Kathy, Ben, and Pat examine the carpets up close.

This dog knew exactly what he wanted to do!
He rolled ecstatically all over the carpets as soon as the demonstration was concluded.

Rob misses our Maggie dog at home when we travel, but he manages to get some puppy love.

And, as everywhere in Turkey, there were cats here, too.

Rob and I came thiiiiiis close to buying a beautiful carpet, but we wanted more time to look through all the offerings and make sure it was just the right one, so we have made a pledge to return to Cappadocia again one day to find our perfect Turkish carpet.
The carpet we almost bought.  

In the late afternoon, we rode back through the lovely countryside, stopping for a few photos.
The best tour partners we could have asked for!  

A Turkish farmer tills his land the old-fashioned way.

Today was a day filled with wonderful memories from beginning to end.  After returning to Mustafapasa and freshening up, we walked back down to the Old Greek House for another great dinner.  After dinner, we were joined by several members of the family and others from the village for music and dancing - another delightful cultural experience!
Arriving for dinner in the Old Greek House

Mert joins villagers from Mustafapasa who entertain us with traditional Turkish music.

Mert and his friend enjoy a dance.

This fellow was obviously having a wonderful time!  He danced the night away.

Family members joined in.

And our group members joined in the fun.

Other villagers arrived to share their music.

A dad and his daughter watch the dancers.

What a wonderful ending to one of my favorite days of our entire tour!


The Artist's Life Experiment said...

Cappadocia is such a strange and wonderful place.

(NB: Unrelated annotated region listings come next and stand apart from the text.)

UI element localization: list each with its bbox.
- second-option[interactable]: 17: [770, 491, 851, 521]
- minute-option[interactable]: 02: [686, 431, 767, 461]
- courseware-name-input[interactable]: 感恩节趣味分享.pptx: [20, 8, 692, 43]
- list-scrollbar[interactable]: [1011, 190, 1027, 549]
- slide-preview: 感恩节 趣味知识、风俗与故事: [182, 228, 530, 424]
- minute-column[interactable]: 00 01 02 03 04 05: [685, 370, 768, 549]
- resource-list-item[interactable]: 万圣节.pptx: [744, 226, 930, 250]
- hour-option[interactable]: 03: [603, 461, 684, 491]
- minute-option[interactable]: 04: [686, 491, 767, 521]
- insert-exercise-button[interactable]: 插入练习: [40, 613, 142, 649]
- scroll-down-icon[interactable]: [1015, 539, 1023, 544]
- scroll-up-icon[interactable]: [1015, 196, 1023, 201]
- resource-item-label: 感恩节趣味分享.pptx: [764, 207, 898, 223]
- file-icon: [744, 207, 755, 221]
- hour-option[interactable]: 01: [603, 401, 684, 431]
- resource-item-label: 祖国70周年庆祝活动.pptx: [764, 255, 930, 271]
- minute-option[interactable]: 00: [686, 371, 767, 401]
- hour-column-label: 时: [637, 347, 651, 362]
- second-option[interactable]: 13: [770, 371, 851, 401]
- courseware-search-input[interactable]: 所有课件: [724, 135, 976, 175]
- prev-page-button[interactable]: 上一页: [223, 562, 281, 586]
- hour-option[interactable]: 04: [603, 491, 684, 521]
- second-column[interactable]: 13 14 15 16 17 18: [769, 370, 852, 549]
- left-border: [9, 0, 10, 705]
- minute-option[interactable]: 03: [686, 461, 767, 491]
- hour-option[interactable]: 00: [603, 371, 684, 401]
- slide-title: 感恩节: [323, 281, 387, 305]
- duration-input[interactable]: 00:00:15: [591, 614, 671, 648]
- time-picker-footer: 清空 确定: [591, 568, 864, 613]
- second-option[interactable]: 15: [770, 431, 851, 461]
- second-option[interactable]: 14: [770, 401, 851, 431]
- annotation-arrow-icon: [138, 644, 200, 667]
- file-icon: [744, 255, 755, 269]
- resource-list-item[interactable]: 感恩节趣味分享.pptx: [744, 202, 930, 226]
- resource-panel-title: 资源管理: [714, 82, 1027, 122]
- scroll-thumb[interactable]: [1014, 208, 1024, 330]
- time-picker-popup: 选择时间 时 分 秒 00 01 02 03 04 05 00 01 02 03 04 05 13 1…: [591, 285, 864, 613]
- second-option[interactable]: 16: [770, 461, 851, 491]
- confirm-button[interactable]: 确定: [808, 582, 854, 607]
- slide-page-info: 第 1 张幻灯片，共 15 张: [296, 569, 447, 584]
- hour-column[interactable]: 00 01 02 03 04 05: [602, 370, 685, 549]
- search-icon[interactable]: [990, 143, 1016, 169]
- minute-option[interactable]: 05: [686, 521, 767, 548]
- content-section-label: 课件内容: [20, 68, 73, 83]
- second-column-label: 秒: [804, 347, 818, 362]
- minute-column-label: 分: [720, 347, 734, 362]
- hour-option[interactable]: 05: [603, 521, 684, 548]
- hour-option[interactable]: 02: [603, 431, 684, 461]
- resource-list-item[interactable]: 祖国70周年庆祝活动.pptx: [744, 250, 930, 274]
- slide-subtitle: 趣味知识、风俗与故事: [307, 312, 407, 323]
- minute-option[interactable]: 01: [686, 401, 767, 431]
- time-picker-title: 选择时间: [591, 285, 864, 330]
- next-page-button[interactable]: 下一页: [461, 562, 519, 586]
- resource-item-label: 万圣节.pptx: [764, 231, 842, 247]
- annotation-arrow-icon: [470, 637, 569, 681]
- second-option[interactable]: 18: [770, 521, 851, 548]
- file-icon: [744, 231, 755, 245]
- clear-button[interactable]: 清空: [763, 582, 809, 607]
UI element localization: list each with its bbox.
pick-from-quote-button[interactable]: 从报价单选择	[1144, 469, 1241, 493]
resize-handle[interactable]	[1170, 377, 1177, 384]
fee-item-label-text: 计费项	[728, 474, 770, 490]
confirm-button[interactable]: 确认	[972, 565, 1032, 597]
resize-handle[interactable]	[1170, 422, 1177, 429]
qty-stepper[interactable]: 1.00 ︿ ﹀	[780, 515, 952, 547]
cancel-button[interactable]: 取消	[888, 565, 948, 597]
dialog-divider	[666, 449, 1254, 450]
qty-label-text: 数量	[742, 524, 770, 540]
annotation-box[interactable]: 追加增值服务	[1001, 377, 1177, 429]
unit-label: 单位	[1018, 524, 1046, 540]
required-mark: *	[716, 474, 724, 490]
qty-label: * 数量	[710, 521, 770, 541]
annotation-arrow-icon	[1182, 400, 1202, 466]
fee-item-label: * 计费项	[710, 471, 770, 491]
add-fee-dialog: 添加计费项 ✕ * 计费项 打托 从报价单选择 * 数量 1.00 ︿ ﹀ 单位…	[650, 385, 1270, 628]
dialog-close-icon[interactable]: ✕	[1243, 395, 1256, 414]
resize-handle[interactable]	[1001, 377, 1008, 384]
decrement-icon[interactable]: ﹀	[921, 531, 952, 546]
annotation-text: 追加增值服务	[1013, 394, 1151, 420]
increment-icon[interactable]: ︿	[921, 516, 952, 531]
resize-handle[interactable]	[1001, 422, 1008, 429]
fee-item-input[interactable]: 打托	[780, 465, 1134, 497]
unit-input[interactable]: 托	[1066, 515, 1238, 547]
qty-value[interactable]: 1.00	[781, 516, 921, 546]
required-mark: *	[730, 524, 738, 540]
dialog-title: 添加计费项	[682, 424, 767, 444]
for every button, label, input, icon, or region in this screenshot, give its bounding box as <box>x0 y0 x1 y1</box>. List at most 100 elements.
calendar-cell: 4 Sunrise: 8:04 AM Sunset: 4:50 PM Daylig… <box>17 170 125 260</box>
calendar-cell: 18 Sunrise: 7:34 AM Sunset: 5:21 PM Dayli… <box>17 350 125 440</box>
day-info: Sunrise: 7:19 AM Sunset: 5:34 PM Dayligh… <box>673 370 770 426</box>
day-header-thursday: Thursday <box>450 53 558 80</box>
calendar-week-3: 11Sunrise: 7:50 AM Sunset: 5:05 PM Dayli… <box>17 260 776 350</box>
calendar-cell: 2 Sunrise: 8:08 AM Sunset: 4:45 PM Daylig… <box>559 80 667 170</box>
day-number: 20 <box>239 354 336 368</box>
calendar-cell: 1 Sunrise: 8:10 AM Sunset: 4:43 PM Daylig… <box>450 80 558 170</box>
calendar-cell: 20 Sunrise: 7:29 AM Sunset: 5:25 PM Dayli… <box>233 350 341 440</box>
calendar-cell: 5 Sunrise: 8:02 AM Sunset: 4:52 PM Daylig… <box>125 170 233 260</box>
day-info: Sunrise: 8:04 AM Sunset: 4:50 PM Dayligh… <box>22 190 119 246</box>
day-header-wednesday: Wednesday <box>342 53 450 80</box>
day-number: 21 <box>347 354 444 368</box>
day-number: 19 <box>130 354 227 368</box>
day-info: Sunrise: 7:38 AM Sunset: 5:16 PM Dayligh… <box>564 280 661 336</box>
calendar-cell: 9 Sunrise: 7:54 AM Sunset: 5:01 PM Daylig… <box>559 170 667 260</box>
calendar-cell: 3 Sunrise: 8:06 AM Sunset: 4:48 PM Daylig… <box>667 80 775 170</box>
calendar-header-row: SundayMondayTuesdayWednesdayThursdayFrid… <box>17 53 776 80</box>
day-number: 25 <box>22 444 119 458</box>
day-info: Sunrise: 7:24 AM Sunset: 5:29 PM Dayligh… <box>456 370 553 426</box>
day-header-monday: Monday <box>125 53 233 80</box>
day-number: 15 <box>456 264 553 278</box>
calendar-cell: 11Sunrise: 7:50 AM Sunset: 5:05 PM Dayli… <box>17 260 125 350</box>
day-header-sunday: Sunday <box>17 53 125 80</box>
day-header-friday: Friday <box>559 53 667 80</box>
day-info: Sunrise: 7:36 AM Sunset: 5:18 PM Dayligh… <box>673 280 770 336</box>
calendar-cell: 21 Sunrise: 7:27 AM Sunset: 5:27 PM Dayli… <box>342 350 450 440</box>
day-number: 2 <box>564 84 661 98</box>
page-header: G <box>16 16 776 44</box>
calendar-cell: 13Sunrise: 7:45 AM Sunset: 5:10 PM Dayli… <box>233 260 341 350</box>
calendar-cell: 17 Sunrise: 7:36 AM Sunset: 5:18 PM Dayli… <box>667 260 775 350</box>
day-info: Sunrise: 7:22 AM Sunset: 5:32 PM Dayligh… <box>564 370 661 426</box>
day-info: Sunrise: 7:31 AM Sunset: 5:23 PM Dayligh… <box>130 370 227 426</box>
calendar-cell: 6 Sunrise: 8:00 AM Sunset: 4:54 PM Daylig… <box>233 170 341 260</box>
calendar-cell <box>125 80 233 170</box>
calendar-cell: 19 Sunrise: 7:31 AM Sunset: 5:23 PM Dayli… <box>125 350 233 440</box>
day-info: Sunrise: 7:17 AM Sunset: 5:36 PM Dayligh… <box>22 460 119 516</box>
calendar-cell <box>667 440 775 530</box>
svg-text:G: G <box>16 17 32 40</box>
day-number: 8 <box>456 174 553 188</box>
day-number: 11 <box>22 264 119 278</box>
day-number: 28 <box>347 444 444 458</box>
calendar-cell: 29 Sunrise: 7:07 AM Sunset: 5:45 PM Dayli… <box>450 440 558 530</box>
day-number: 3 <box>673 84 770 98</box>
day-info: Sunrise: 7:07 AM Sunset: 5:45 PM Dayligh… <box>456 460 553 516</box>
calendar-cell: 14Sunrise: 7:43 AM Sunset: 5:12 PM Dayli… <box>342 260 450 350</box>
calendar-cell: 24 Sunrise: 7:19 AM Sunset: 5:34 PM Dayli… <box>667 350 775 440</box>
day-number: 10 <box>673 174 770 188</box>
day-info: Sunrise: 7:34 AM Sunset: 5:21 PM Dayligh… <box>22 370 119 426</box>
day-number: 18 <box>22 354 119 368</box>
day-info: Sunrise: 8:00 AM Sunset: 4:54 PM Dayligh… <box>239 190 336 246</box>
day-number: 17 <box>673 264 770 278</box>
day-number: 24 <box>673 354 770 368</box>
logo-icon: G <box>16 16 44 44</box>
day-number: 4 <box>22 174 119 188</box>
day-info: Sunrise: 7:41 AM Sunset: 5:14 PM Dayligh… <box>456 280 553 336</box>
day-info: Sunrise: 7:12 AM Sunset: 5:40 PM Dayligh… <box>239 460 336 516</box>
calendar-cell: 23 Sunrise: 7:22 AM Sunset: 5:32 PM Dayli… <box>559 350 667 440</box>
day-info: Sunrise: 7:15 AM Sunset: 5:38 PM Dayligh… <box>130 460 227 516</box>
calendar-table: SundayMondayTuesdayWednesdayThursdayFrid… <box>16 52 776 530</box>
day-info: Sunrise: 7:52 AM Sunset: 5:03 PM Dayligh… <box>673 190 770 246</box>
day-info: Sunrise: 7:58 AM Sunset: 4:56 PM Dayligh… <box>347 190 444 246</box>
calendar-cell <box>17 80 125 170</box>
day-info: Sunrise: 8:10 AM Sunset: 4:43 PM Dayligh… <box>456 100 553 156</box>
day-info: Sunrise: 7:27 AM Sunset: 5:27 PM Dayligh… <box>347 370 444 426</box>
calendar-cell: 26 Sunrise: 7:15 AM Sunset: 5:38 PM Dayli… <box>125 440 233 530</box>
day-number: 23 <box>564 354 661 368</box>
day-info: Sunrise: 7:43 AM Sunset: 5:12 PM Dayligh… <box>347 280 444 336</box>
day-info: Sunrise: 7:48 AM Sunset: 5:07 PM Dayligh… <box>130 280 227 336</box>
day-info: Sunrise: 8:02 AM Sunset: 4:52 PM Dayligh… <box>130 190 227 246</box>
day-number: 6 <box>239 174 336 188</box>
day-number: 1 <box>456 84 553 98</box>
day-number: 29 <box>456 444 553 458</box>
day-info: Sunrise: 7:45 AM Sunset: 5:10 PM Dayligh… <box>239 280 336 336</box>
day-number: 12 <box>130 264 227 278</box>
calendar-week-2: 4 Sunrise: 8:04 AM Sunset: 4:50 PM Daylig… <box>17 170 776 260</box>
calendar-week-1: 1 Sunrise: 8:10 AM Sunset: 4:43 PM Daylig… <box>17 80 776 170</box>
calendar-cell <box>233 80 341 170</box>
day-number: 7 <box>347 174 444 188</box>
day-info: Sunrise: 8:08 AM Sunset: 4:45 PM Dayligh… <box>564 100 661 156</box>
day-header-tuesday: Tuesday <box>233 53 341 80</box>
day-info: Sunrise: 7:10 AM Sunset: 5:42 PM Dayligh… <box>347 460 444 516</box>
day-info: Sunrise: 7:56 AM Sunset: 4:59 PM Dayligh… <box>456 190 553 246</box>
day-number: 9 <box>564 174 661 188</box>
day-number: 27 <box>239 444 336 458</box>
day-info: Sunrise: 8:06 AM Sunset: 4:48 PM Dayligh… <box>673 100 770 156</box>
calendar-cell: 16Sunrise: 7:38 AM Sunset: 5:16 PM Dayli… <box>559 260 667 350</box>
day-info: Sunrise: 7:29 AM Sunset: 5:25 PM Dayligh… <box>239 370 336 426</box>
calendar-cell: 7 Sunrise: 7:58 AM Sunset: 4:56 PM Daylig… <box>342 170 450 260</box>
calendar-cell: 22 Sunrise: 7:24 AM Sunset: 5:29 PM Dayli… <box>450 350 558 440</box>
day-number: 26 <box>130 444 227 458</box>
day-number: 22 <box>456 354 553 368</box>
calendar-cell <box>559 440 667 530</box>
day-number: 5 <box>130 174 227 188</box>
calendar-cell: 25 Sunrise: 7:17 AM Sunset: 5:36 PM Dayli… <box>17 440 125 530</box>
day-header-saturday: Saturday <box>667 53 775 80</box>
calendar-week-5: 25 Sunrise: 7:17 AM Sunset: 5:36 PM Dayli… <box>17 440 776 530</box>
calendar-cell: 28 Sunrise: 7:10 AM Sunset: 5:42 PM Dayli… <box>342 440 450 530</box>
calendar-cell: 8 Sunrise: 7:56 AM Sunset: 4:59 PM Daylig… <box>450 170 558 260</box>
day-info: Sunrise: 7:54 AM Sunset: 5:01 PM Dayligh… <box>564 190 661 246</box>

There is much to see there! I think we could have spent weeks going to see all the little churches carved into those hills. Instead, we stayed in a cave room for three nights in town and splurged on a Turkish bath. Well worth the money. Going to see the rugs made was another highlight. We wanted so much to buy one of those Turkish rugs, they are hard to pass up. We made the same promise, that we will go back and get one another day. :)

Joan Lindsay Kerr said...

Tina, it WAS strange and wonderful! Our Turkish bath experience came a little later in the trip, in Antalya on the Mediterranean coast.

The Artist's Life Experiment said...

Beauty in the details, that is one of the things I love to photograph too! Ooooh a Turkish bath along the Mediterranean coast, that sounds grand. I'm looking forward to you telling us all about it in another post. It's a good thing Rob and I are not travel buddies...we would never get past getting acquainted with all the cats! ;)

Sarah said...

Joan, another incredible post!! I really, really want to go to Cappadocia one day, and you've made it all the more enticing. I also think your Goreme photo should be your new holiday card!! What a great shot of you two. Thanks again for all the detail and beautiful photos.